The aim of this study was to explore the key genes, microRNA (miRNA), and the pathogenesis of oral squamous cell carcinoma (OSCC) at the molecular level through the analysis of bioinformatics, which could provide a theoretical basis for the screening of drug targets. Data of OSCC were obtained from Gene Expression Omnibus (GEO) database. The differentially expressed genes (DEGs) were identified via GEO2R analysis. Next, protein-protein interaction (PPI) network of DEGs was constructed through Search Tool for the Retrieval of Interacting Gene and visualized via Cytoscape, whereas the hub genes were screened out with Cytoscape. Gene ontology (GO) analysis and Kyoto Encyclopedia of Genes and Genomes (KEGG) analysis were performed by Database for Annotation, Visualization and Integrated Discovery. The miRNA, which might regulate hub genes, were screened out with TargetScan and GO and KEGG analysis of miRNA was performed by DNA Intelligent Analysis-miRPath. Survival analyses of DEGs were conducted via the Kaplan-Meier plotter. Finally, the relationships between gene products and tumors were analyzed by Comparative Toxicogenomics Database. A total of 121 differential genes were identified. One hundred thirty-five GO terms and 56 pathways were obtained, which were mainly related to PI3K-Akt signals pathway, FoxO signaling pathway, Wnt signaling pathway, cell cycle, p53 signaling pathway, cellular senescence, and other pathways; 10 genes were identified as hub genes through modules analyses in the PPI network. Finally, a survival analysis of 10 hub genes was conducted, which showed that the low expression of matrix metalloproteinase (MMP)1, MMP3, and C-X-C motif chemokine ligand (CXCL)1 and the high expression of CXCL9 and CXCL10 resulted in a significantly poor 5-year overall survival rate in patients with OSCC. In this study, the DEGs of OSCC was analyzed, which assists us in a systematic understanding of the pathogenicity underlying occurrence and development of OSCC. The MMP1, MMP3, CXCL1, CXCL9, and CXCL10 genes might be used as potential targets to improve diagnosis and as immunotherapy biomarkers for OSCC.
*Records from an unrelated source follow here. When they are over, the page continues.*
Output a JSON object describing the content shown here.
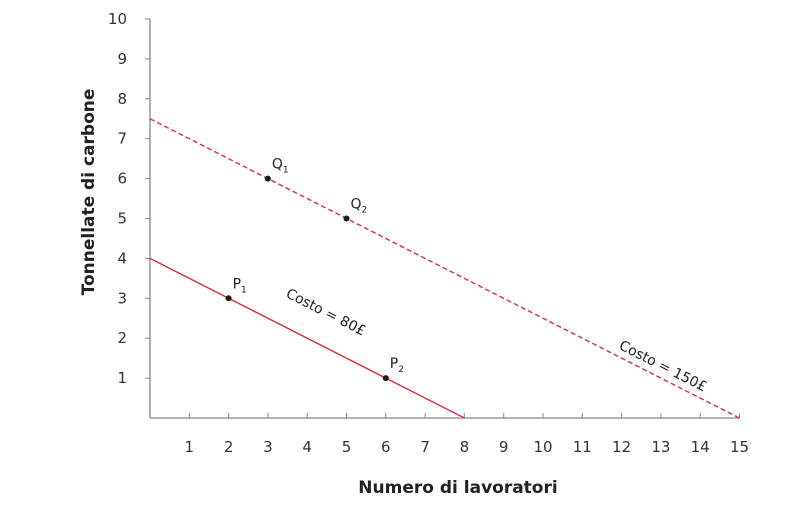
{
  "chart_data": {
    "type": "line",
    "title": "",
    "xlabel": "Numero di lavoratori",
    "ylabel": "Tonnellate di carbone",
    "xlim": [
      0,
      15
    ],
    "ylim": [
      0,
      10
    ],
    "x_ticks": [
      1,
      2,
      3,
      4,
      5,
      6,
      7,
      8,
      9,
      10,
      11,
      12,
      13,
      14,
      15
    ],
    "y_ticks": [
      1,
      2,
      3,
      4,
      5,
      6,
      7,
      8,
      9,
      10
    ],
    "grid": false,
    "series": [
      {
        "name": "Costo = 80£",
        "style": "solid",
        "color": "#d9303a",
        "points": [
          [
            0,
            4
          ],
          [
            8,
            0
          ]
        ],
        "label_position": [
          6,
          2
        ]
      },
      {
        "name": "Costo = 150£",
        "style": "dashed",
        "color": "#d9303a",
        "points": [
          [
            0,
            7.5
          ],
          [
            15,
            0
          ]
        ],
        "label_position": [
          13,
          1.2
        ]
      }
    ],
    "annotated_points": [
      {
        "label": "P",
        "sub": "1",
        "x": 2,
        "y": 3
      },
      {
        "label": "P",
        "sub": "2",
        "x": 6,
        "y": 1
      },
      {
        "label": "Q",
        "sub": "1",
        "x": 3,
        "y": 6
      },
      {
        "label": "Q",
        "sub": "2",
        "x": 5,
        "y": 5
      }
    ]
  },
  "colors": {
    "axis": "#888888",
    "line": "#d9303a",
    "point": "#1a1a1a"
  }
}
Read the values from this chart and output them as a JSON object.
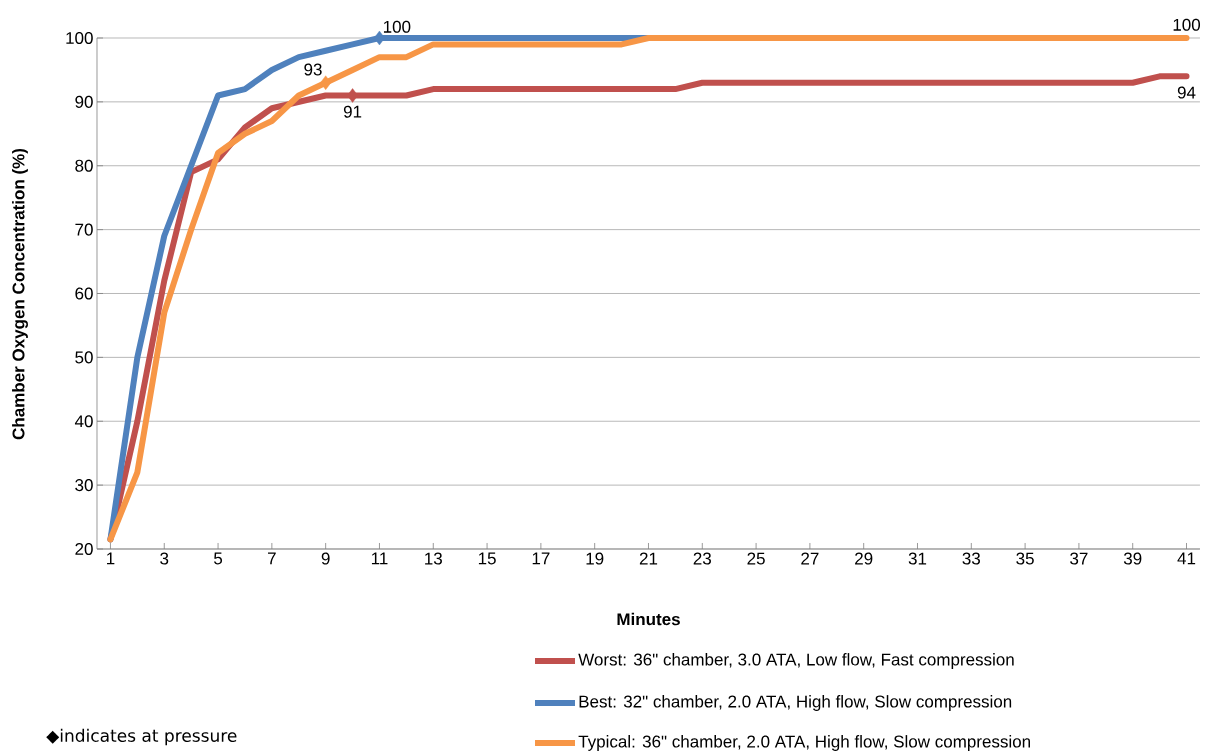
{
  "chart_data": {
    "type": "line",
    "xlabel": "Minutes",
    "ylabel": "Chamber Oxygen Concentration (%)",
    "annotations": [
      "◆indicates at pressure"
    ],
    "x": [
      1,
      2,
      3,
      4,
      5,
      6,
      7,
      8,
      9,
      10,
      11,
      12,
      13,
      14,
      15,
      16,
      17,
      18,
      19,
      20,
      21,
      22,
      23,
      24,
      25,
      26,
      27,
      28,
      29,
      30,
      31,
      32,
      33,
      34,
      35,
      36,
      37,
      38,
      39,
      40,
      41
    ],
    "xlim": [
      0.5,
      41.5
    ],
    "xticks": [
      1,
      3,
      5,
      7,
      9,
      11,
      13,
      15,
      17,
      19,
      21,
      23,
      25,
      27,
      29,
      31,
      33,
      35,
      37,
      39,
      41
    ],
    "ylim": [
      20,
      100
    ],
    "yticks": [
      20,
      30,
      40,
      50,
      60,
      70,
      80,
      90,
      100
    ],
    "grid": "y",
    "legend": "bottom",
    "line_style": "solid",
    "series": [
      {
        "name": "Worst: 36\" chamber, 3.0 ATA, Low flow, Fast compression",
        "color": "#c0504d",
        "values": [
          21.5,
          40,
          62,
          79,
          81,
          86,
          89,
          90,
          91,
          91,
          91,
          91,
          92,
          92,
          92,
          92,
          92,
          92,
          92,
          92,
          92,
          92,
          93,
          93,
          93,
          93,
          93,
          93,
          93,
          93,
          93,
          93,
          93,
          93,
          93,
          93,
          93,
          93,
          93,
          94,
          94
        ],
        "value_labels": [
          null,
          null,
          null,
          null,
          null,
          null,
          null,
          null,
          null,
          "91",
          null,
          null,
          null,
          null,
          null,
          null,
          null,
          null,
          null,
          null,
          null,
          null,
          null,
          null,
          null,
          null,
          null,
          null,
          null,
          null,
          null,
          null,
          null,
          null,
          null,
          null,
          null,
          null,
          null,
          null,
          "94"
        ]
      },
      {
        "name": "Best: 32\" chamber, 2.0 ATA, High flow, Slow compression",
        "color": "#4f81bd",
        "values": [
          21.5,
          50,
          69,
          80,
          91,
          92,
          95,
          97,
          98,
          99,
          100,
          100,
          100,
          100,
          100,
          100,
          100,
          100,
          100,
          100,
          100,
          null,
          null,
          null,
          null,
          null,
          null,
          null,
          null,
          null,
          null,
          null,
          null,
          null,
          null,
          null,
          null,
          null,
          null,
          null,
          null
        ],
        "value_labels": [
          null,
          null,
          null,
          null,
          null,
          null,
          null,
          null,
          null,
          null,
          "100",
          null,
          null,
          null,
          null,
          null,
          null,
          null,
          null,
          null,
          null,
          null,
          null,
          null,
          null,
          null,
          null,
          null,
          null,
          null,
          null,
          null,
          null,
          null,
          null,
          null,
          null,
          null,
          null,
          null,
          null
        ]
      },
      {
        "name": "Typical: 36\" chamber, 2.0 ATA, High flow, Slow compression",
        "color": "#f79646",
        "values": [
          21.5,
          32,
          57,
          70,
          82,
          85,
          87,
          91,
          93,
          95,
          97,
          97,
          99,
          99,
          99,
          99,
          99,
          99,
          99,
          99,
          100,
          100,
          100,
          100,
          100,
          100,
          100,
          100,
          100,
          100,
          100,
          100,
          100,
          100,
          100,
          100,
          100,
          100,
          100,
          100,
          100
        ],
        "value_labels": [
          null,
          null,
          null,
          null,
          null,
          null,
          null,
          null,
          "93",
          null,
          null,
          null,
          null,
          null,
          null,
          null,
          null,
          null,
          null,
          null,
          null,
          null,
          null,
          null,
          null,
          null,
          null,
          null,
          null,
          null,
          null,
          null,
          null,
          null,
          null,
          null,
          null,
          null,
          null,
          null,
          "100"
        ]
      },
      {
        "type": "scatter",
        "marker": "diamond",
        "x": [
          10,
          11,
          9
        ],
        "values": [
          91,
          100,
          93
        ],
        "colors": [
          "#c0504d",
          "#4f81bd",
          "#f79646"
        ]
      }
    ]
  }
}
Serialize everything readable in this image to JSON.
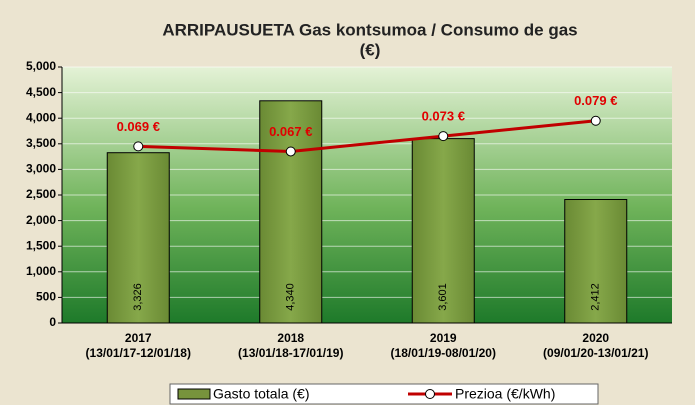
{
  "chart_data": {
    "type": "bar-line",
    "title": [
      "ARRIPAUSUETA Gas kontsumoa / Consumo de gas",
      "(€)"
    ],
    "categories": [
      [
        "2017",
        "(13/01/17-12/01/18)"
      ],
      [
        "2018",
        "(13/01/18-17/01/19)"
      ],
      [
        "2019",
        "(18/01/19-08/01/20)"
      ],
      [
        "2020",
        "(09/01/20-13/01/21)"
      ]
    ],
    "series": [
      {
        "name": "Gasto totala (€)",
        "type": "bar",
        "color": "#77933c",
        "values": [
          3326,
          4340,
          3601,
          2412
        ],
        "value_labels": [
          "3,326",
          "4,340",
          "3,601",
          "2,412"
        ]
      },
      {
        "name": "Prezioa (€/kWh)",
        "type": "line",
        "axis": "y2",
        "color": "#c00000",
        "values": [
          0.069,
          0.067,
          0.073,
          0.079
        ],
        "value_labels": [
          "0.069 €",
          "0.067 €",
          "0.073 €",
          "0.079 €"
        ]
      }
    ],
    "ylim": [
      0,
      5000
    ],
    "yticks": [
      0,
      500,
      {
        "value": 1000,
        "label": "1,000"
      },
      {
        "value": 1500,
        "label": "1,500"
      },
      {
        "value": 2000,
        "label": "2,000"
      },
      {
        "value": 2500,
        "label": "2,500"
      },
      {
        "value": 3000,
        "label": "3,000"
      },
      {
        "value": 3500,
        "label": "3,500"
      },
      {
        "value": 4000,
        "label": "4,000"
      },
      {
        "value": 4500,
        "label": "4,500"
      },
      {
        "value": 5000,
        "label": "5,000"
      }
    ],
    "y2lim": [
      0,
      0.1
    ],
    "grid": true
  }
}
本研究旨在通过生物信息学分析,从分子水平探讨口腔鳞状细胞癌(OSCC)的关键基因、微小 RNA(miRNA)和发病机制,为药物靶点的筛选提供理论依据。从基因表达综合数据库(GEO)中获取 OSCC 数据。通过 GEO2R 分析鉴定差异表达基因(DEGs)。接下来,通过 Search Tool for the Retrieval of Interacting Gene 构建 DEGs 的蛋白质-蛋白质相互作用(PPI)网络,并通过 Cytoscape 可视化,然后通过 Cytoscape 筛选出枢纽基因。通过数据库 for Annotation、Visualization and Integrated Discovery 进行基因本体(GO)分析和京都基因与基因组百科全书(KEGG)分析。通过 TargetScan 筛选可能调节枢纽基因的 miRNA,并对 miRNA 进行 GO 和 KEGG 分析。通过 Kaplan-Meier plotter 进行 DEGs 的生存分析。最后,通过比较毒理学基因组数据库分析基因产物与肿瘤之间的关系。共鉴定出 121 个差异基因。获得 135 个 GO 术语和 56 条通路,主要与 PI3K-Akt 信号通路、FoxO 信号通路、Wnt 信号通路、细胞周期、p53 信号通路、细胞衰老等通路有关;通过 PPI 网络中的模块分析,鉴定出 10 个枢纽基因。最后,对 10 个枢纽基因进行生存分析,结果显示 MMP1、MMP3 和 C-X-C 基序趋化因子配体(CXCL)1 低表达,CXCL9 和 CXCL10 高表达,OSCC 患者 5 年总生存率显著降低。本研究分析了 OSCC 的差异基因,有助于我们系统地了解 OSCC 发生发展的致病机制。MMP1、MMP3、CXCL1、CXCL9 和 CXCL10 基因可能作为潜在的治疗靶点,提高 OSCC 的诊断水平,并作为 OSCC 的免疫治疗标志物。